The Menier, who typically have found far more success with musicals than they do with plays (let's try to forget Dinner with Saddam, one of the worst new plays of last year, if not the worst), have come up with a gently disquieting, sharply observed new play about the nature of lies and truth. The Truth revolves around a man (Alex Hanson) who is cheating on his wife (Tanya Franks) and his best friend (Robert Portal) by having a six-month affair with the friend's wife (Frances O'Connor), and is himself suddenly stunned, and bizarrely affronted, when he discovers that they've all been lying to him, too in turn.

Playwright Florence Zeller — also recently responsible for The Father and The Mother, making him suddenly one of the most prolific writers on the London stage — forensically excavates beneath the surface of the multiple deceits being played out here to expose how easily it can all unravel as one lie leads to another... and another, as betrayals multiply and comes unstoppable.

This smart, funny and bracing play is brilliantly observed, and still more brilliantly played by its accomplished cast of four.
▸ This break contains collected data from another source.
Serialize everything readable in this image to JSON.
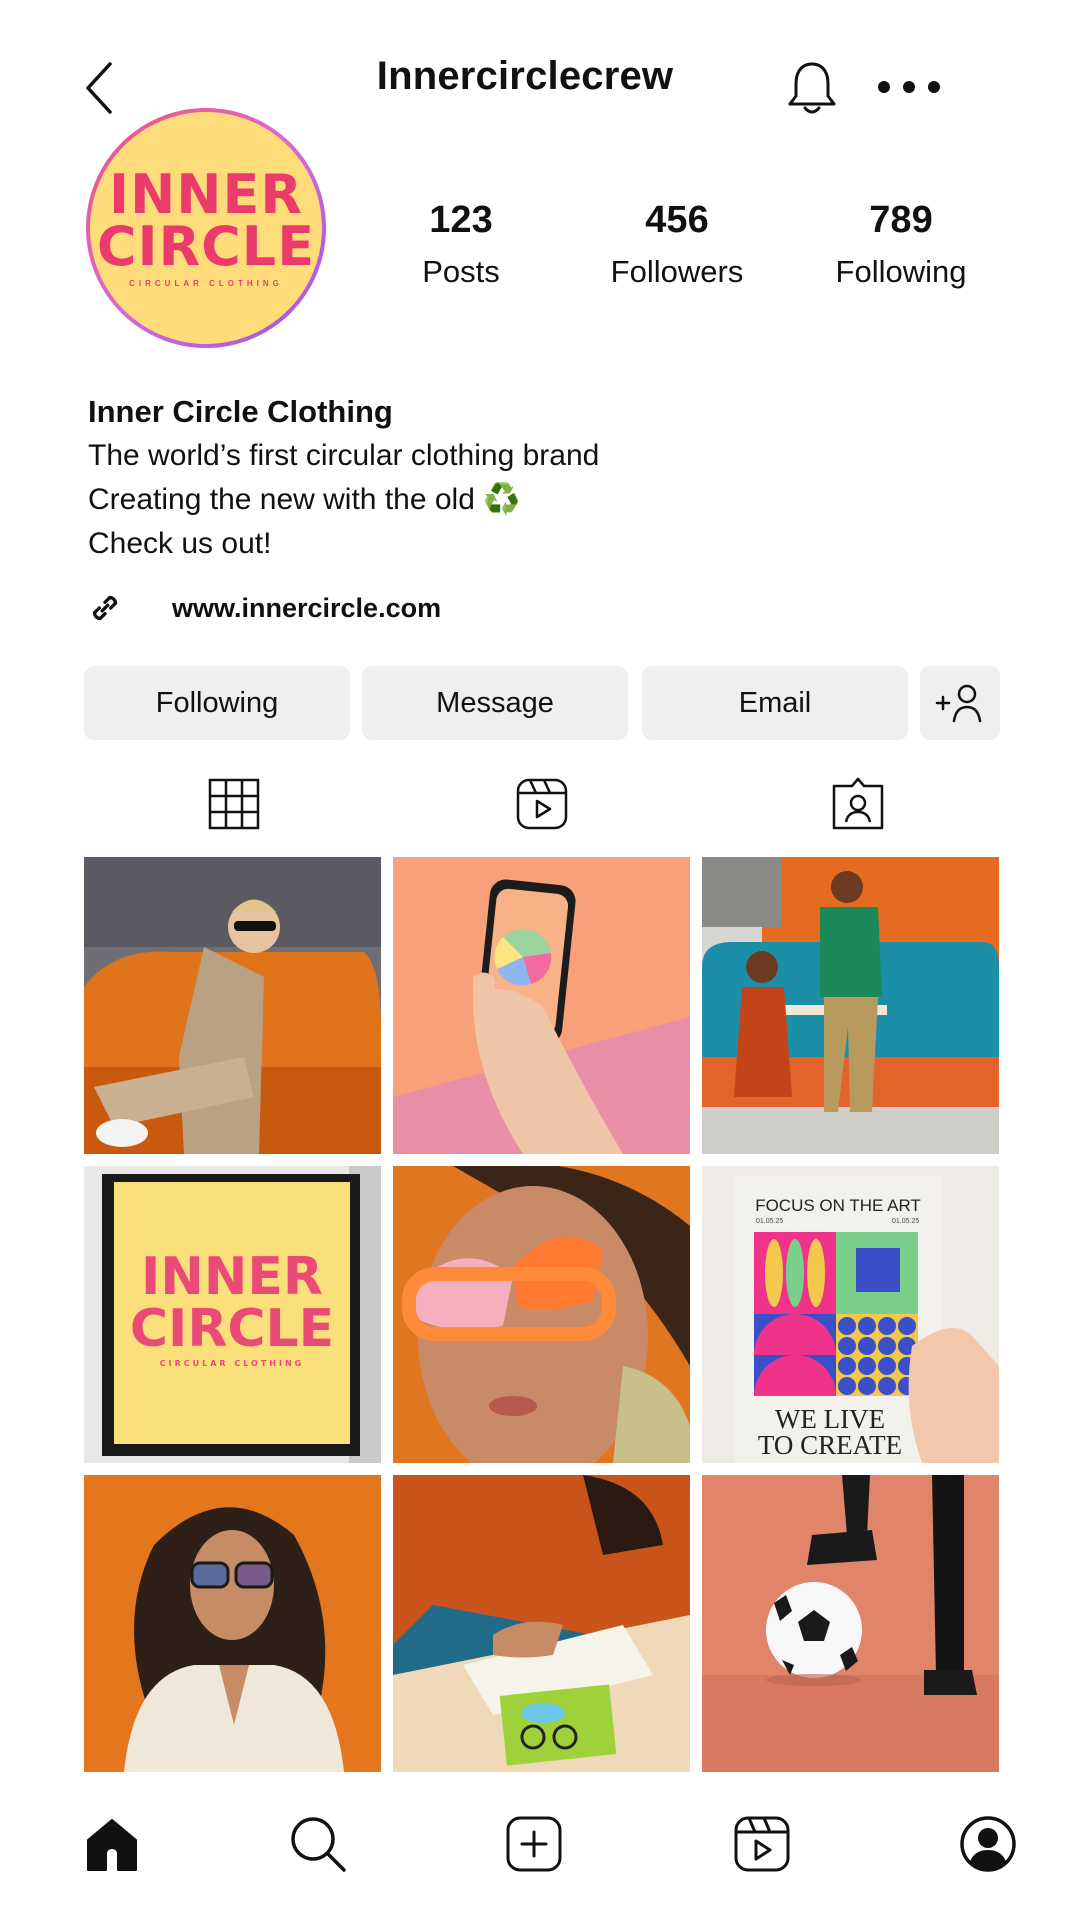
{
  "header": {
    "username": "Innercirclecrew",
    "back_icon": "chevron-left-icon",
    "bell_icon": "bell-icon",
    "more_icon": "more-dots-icon"
  },
  "avatar": {
    "line1": "INNER",
    "line2": "CIRCLE",
    "tagline": "CIRCULAR CLOTHING"
  },
  "stats": [
    {
      "value": "123",
      "label": "Posts"
    },
    {
      "value": "456",
      "label": "Followers"
    },
    {
      "value": "789",
      "label": "Following"
    }
  ],
  "bio": {
    "name": "Inner Circle Clothing",
    "line1": "The world’s first circular clothing brand",
    "line2": "Creating the new with the old ♻️",
    "line3": "Check us out!",
    "link": "www.innercircle.com"
  },
  "actions": {
    "following": "Following",
    "message": "Message",
    "email": "Email"
  },
  "tabs": [
    "grid-icon",
    "reels-icon",
    "tagged-icon"
  ],
  "posts": {
    "sign_line1": "INNER",
    "sign_line2": "CIRCLE",
    "sign_tagline": "CIRCULAR CLOTHING",
    "poster_title": "FOCUS ON THE ART",
    "poster_date1": "01.05.25",
    "poster_date2": "01.05.25",
    "poster_bottom1": "WE LIVE",
    "poster_bottom2": "TO CREATE"
  },
  "colors": {
    "avatar_bg": "#ffdc7a",
    "brand_pink": "#ea3b6c",
    "button_bg": "#efefef"
  },
  "nav": [
    "home-icon",
    "search-icon",
    "create-icon",
    "reels-icon",
    "profile-icon"
  ]
}
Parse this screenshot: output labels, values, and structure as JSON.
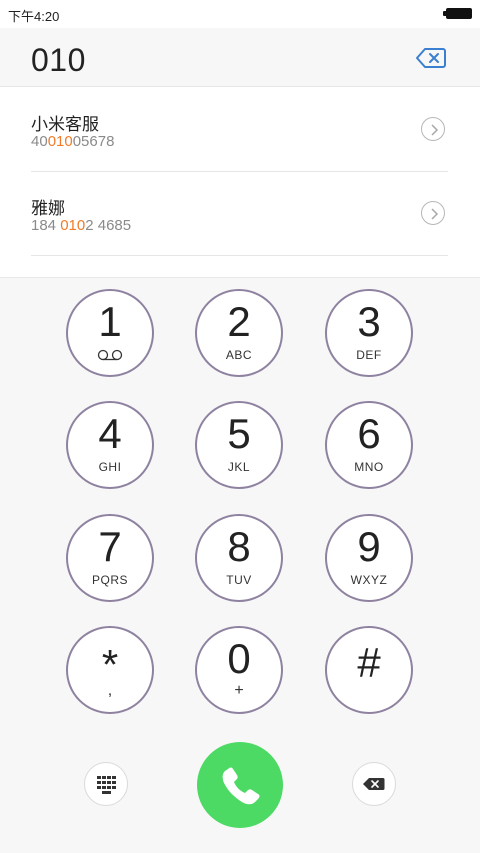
{
  "status_bar": {
    "time": "下午4:20"
  },
  "header": {
    "entered_number": "010"
  },
  "results": [
    {
      "name": "小米客服",
      "number_parts": [
        "40",
        "010",
        "05678"
      ]
    },
    {
      "name": "雅娜",
      "number_parts": [
        "184 ",
        "010",
        "2 4685"
      ]
    }
  ],
  "keypad": {
    "keys": [
      {
        "digit": "1",
        "letters": ""
      },
      {
        "digit": "2",
        "letters": "ABC"
      },
      {
        "digit": "3",
        "letters": "DEF"
      },
      {
        "digit": "4",
        "letters": "GHI"
      },
      {
        "digit": "5",
        "letters": "JKL"
      },
      {
        "digit": "6",
        "letters": "MNO"
      },
      {
        "digit": "7",
        "letters": "PQRS"
      },
      {
        "digit": "8",
        "letters": "TUV"
      },
      {
        "digit": "9",
        "letters": "WXYZ"
      },
      {
        "digit": "*",
        "letters": ","
      },
      {
        "digit": "0",
        "letters": "+"
      },
      {
        "digit": "#",
        "letters": ""
      }
    ]
  },
  "colors": {
    "highlight": "#f07b2b",
    "call": "#4cd964",
    "key_border": "#8e82a0",
    "accent": "#3a7fd0"
  }
}
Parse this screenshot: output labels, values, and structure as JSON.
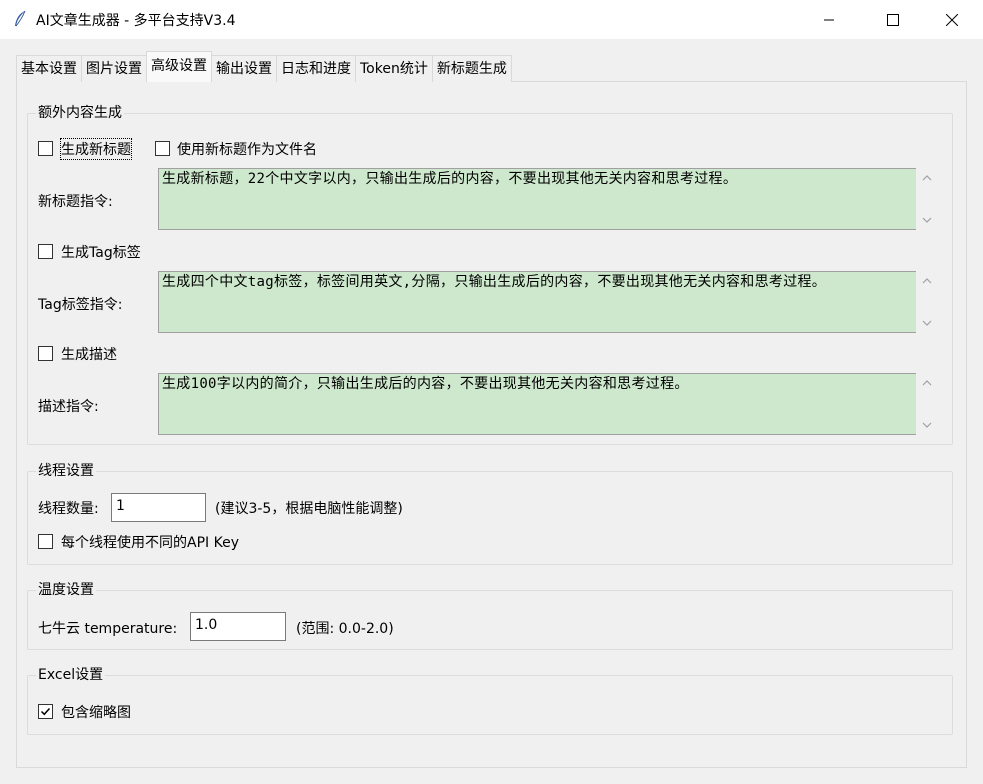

It's sometimes painful to watch it is so acutely and astutely played — you squirm for as well as with the characters in turn — not least during a phone call from the cuckolded spouse to his cheating wife when she's supposedly visiting an aged aunt, and her male lover has to feebly pretend to be the aunt.

It's just one of many samplings of lies being maintained, manipulated and ruthlessly exposed. It's not pretty, but it makes for riveting theatre. And in director Lindsay Posner's crisp production, the constantly shifting tensions are minutely maintained by magnificent ensemble. A West End transfer is surely on the cards.